Garrett Hardin (1989) pointed out why, pragmatically and ethically, an internationalist philosophy is likely to be the most successful one for dealing with the overpopulation problem. He suggested,

[N]ever globalize a problem if it can possibly be solved locally.…We will make no progress with population problems, which are a root cause of both hunger and poverty, until we deglobalize them.… We are not faced with a single global population problem but, rather, with about 180 [now 200+] separate national population problems. All population controls must be applied locally; local governments are the agents best prepared to choose local means. Means must fit local traditions. For one nation to attempt to impose its ethical principles on another is to violate national sovereignty and endanger international peace. The only legitimate demand that nations can make on one another is this: “Don’t try to solve your population problem by exporting your excess people to us.” All nations should take this position, and most do.

I have criticized the “globalist copout” in harder language, making special reference to the Ecological Society of America, Green Party, and Sierra Club (Hurlbert 2000).
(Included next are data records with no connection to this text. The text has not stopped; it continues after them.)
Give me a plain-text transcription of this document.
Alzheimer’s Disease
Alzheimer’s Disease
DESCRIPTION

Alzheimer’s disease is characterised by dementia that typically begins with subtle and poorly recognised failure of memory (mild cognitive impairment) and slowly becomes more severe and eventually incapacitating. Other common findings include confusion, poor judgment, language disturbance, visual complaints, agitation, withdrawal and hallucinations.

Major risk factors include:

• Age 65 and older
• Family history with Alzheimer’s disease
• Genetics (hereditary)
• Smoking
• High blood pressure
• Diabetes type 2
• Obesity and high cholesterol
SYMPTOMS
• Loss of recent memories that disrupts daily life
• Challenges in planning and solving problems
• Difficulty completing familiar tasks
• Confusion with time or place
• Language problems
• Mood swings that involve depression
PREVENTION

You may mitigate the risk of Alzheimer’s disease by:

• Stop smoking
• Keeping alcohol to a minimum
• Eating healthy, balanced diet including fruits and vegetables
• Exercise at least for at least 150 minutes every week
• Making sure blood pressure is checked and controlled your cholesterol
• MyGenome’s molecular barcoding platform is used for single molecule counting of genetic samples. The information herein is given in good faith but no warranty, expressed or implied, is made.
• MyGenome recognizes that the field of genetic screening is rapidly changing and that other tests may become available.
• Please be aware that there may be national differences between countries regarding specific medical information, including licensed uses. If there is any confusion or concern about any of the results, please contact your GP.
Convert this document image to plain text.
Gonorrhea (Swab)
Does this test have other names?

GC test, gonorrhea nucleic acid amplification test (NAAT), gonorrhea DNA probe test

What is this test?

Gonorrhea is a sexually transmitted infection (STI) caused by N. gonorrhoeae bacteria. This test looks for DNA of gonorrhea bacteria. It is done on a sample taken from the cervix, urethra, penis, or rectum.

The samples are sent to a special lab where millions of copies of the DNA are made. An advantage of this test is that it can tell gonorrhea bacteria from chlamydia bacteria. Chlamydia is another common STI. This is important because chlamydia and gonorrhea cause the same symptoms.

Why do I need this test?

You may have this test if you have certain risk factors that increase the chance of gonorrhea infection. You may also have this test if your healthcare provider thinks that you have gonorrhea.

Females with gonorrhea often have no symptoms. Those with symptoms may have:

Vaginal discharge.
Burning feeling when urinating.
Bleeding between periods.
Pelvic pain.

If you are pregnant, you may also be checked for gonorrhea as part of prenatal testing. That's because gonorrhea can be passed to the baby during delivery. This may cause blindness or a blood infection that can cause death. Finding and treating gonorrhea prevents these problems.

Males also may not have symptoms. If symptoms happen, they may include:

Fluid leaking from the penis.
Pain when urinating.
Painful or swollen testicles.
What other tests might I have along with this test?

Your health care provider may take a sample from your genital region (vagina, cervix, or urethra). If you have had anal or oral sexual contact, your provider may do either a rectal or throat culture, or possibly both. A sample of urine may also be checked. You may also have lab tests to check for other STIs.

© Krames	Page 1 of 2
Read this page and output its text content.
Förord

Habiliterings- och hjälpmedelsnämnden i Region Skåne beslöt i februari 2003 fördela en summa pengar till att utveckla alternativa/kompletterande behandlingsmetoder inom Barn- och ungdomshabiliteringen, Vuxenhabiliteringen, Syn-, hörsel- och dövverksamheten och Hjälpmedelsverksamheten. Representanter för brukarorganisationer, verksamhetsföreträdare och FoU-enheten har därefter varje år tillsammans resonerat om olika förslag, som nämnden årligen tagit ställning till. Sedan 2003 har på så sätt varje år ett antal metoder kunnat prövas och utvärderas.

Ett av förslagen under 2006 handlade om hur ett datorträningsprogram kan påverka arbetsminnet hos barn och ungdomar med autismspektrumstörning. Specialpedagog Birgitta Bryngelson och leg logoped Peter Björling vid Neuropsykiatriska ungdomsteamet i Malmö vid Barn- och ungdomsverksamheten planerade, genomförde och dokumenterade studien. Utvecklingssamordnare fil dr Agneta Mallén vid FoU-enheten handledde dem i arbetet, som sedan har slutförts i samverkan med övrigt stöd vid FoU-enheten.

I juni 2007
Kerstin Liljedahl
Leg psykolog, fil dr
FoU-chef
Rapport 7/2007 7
Such organizations take, implicitly or explicitly, the position that overpopulation is a global problem, and that an individual nation with a high level of immigration may not or should not reduce those levels in its own interests. They prefer that immigration issues be kept out of their publications, meetings, platforms, policy statements, and political action alerts. That is why when the U.S. Senate passed a bill (SB2611) in May 2006 that would have roughly doubled the rate of U.S. population growth by massively increasing immigration rates, no mainline environmental organization or scientific society opposed it or even notified their members about it, let alone pointed out the environmentally disastrous consequences it would generate. Fortunately, the bill was killed by wiser heads in the House of Representatives and an uprising of literally hundreds of thousands of ordinary voters more alert than the scientific and environmental communities. 


References

Beck, R., and L. Kolankiewicz. 2000. The environmental movement’s retreat from advocating U.S. population stabilization (1970-1998): A first draft of history. Journal of Policy History 12:123-156.

Hardin, G. 1989. There is no global population problem. The Humanist 49(4):11-13, 32.

Hidinger, L. 2009. To fence or not to fence. Frontiers in Ecology and the Environment 7:350-351.

Hurlbert, S.H. 2000. The Globalist Copout. The Social Contract 10:193-194.

Hurlbert, S.H. 2011. ESA, Frontiers, immigration, and political censorship. The Social Contract (this issue).

About the author

Stuart H. Hurlbert is an emeritus professor of biology at San Diego State University and is currently secretary of Californians for Population Stabilization.